I am gathering here unorganized facts and claims to support the idea that network switches should buffer data and indeed send upstream desist signals. Such signals must, of course, cross the interface to the network. This is, of course, contrary to the thrust for current optical router designs.

Wires and fibers have definite bandwidth. Computer generated communication demand is usually highly fractal and seldom has a natural bandwidth requirement. This is a very hard problem that most network designers try to ignore. It is common to hear at the beginning of a talk the admission that demand is fractal, and then hear no more on the subject. Often one end, or the other, of a data flow is constricted with some narrow band bottleneck which gives the designers an adequate reason to assign a bandwidth to the data flow. Be sure, however, that some hardware engineer is making rapid progress in eliminating that bottleneck! The problem will get worse.

Telephone engineers designed many of the early network protocols. ATM tries to ascribe a bandwidth to most data flows. Voice was presumed to be an early large ATM customer so this made some sense. It was almost never right for computer traffic, however.

Much money is now being invested in developing totally optical networks with the faith that most of the data arriving at a switch will find a profitable egress from the switch in the few nanoseconds that the data can loiter in glass. I am highly skeptical!

Not only is the demand fractally distributed in time (bursty), the demand is almost never foreseen.

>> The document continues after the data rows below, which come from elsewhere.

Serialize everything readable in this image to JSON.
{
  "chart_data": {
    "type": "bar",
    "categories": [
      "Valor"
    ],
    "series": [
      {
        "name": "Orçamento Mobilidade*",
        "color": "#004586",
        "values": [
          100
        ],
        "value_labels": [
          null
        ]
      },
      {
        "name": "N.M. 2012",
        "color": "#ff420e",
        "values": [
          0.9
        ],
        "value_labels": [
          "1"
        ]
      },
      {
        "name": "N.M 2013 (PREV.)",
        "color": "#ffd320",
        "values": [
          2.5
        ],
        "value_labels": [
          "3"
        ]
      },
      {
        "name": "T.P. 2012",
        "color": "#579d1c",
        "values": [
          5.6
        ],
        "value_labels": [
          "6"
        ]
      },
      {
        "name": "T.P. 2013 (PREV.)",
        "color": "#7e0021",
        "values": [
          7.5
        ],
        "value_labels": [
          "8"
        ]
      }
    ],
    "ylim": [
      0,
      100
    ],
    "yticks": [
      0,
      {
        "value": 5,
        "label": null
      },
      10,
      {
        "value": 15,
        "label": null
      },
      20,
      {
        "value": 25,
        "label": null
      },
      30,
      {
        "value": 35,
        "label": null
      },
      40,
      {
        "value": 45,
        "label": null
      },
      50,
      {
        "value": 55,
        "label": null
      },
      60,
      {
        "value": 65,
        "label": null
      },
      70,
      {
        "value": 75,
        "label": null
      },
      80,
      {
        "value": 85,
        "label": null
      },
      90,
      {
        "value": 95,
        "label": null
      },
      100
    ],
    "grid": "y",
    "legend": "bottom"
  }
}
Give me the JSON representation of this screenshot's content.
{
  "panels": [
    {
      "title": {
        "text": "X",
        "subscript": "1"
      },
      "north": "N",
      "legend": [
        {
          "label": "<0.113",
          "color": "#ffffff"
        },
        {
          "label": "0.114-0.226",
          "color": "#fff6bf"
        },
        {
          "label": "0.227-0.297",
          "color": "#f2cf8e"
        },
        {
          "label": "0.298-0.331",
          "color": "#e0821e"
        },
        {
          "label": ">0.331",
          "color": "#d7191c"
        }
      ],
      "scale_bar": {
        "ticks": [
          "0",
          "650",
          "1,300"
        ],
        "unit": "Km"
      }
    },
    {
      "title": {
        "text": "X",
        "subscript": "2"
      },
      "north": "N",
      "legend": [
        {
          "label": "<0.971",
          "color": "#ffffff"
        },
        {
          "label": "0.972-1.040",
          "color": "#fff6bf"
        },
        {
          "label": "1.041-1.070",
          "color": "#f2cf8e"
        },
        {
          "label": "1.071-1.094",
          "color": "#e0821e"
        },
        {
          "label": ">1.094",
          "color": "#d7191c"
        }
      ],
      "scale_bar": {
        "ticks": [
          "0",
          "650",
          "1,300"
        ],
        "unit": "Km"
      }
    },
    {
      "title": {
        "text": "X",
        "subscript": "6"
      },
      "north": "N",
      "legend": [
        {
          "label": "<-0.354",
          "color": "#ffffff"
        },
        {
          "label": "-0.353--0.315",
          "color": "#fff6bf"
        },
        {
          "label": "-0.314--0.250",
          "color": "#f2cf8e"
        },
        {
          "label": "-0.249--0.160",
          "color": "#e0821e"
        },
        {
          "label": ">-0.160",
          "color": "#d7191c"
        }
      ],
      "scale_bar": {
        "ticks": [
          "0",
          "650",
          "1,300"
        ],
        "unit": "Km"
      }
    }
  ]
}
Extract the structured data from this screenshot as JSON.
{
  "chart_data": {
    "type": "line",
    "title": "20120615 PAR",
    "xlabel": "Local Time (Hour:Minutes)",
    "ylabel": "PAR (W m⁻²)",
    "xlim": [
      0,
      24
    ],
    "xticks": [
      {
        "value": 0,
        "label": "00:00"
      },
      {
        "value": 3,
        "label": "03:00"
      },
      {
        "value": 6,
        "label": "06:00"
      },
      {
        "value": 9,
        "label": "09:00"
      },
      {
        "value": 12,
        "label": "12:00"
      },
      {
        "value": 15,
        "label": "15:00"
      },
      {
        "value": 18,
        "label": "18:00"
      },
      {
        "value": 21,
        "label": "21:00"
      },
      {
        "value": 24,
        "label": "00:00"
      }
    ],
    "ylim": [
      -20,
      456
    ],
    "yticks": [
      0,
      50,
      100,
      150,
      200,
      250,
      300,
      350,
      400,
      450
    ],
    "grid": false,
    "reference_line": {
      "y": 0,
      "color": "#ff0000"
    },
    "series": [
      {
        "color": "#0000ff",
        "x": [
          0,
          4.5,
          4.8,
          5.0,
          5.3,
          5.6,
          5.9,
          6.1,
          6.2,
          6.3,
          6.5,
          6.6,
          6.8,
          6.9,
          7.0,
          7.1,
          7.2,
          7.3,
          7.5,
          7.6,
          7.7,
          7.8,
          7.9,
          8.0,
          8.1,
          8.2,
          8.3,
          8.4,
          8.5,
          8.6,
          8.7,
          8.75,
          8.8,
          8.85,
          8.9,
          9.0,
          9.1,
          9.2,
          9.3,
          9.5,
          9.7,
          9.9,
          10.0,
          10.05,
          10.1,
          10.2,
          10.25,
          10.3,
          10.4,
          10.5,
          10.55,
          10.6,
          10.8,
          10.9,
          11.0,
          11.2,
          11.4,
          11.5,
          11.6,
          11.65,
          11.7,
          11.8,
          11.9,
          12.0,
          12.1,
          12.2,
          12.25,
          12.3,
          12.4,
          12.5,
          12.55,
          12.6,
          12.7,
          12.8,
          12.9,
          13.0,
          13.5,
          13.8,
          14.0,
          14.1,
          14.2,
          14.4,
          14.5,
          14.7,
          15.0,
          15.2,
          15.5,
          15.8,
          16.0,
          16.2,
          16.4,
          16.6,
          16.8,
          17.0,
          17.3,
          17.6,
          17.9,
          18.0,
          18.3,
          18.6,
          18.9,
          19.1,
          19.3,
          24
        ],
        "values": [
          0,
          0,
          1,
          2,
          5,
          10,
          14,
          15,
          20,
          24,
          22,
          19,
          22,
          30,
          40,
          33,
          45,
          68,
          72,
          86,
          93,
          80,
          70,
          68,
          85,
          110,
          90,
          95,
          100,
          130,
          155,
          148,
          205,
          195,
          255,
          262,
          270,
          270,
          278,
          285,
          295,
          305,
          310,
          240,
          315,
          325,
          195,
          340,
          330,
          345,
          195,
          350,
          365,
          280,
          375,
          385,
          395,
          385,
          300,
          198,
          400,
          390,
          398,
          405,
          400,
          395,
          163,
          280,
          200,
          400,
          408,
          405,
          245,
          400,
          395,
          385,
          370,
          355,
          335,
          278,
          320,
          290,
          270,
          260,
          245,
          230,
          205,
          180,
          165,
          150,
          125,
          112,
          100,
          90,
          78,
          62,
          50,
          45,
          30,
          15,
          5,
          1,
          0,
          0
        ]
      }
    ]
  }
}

If there were only a few milliseconds of warning it might be possible to plan ahead and select a route where collisions would be less likely. In most current networks the strategy is to discard data when some outgoing link is oversubscribed. There is a “hot potato” routing scheme that tries to forward a packet out over the best link but does indeed send it out over some link. There being as much output bandwidth as input bandwidth this is always possible. There are rumors that this is unreasonably effective. Perhaps someone understands this.

Tymnet was designed to conserve long link capacity, which was expensive. Most Tymnet traffic was directed towards teletypes and the like, which provided a convenient bottleneck from the perspective of the network designer. Yet we did not want to transmit data and then retransmit it due to congestion induced loss. We buffered data in the nodes and sent upstream signals to stop the flow. These signals caused the timeshared host to cease scheduling the program that was producing the flow. That happens with a telnet session but it is part of the telnet protocol and not the network protocol. I do not see a trivial way to translate this idea to GHz networks but I think it is possible.

Slow start is the promulgated standard to avoid sending packets which are liable to be discarded before reaching their destination.

Much installed fiber is still dark today. (P.S. That was in 2004. I hear that this is no longer so in 2011.) To me that means that if we work very hard we might come up with a scheme soon enough to use the fiber efficiently when it is mostly lit up. When fiber bandwidth is again dear and link queueing arises, it is better to store packets than to discard them if only to reduce worst case latency—that is to say jitter.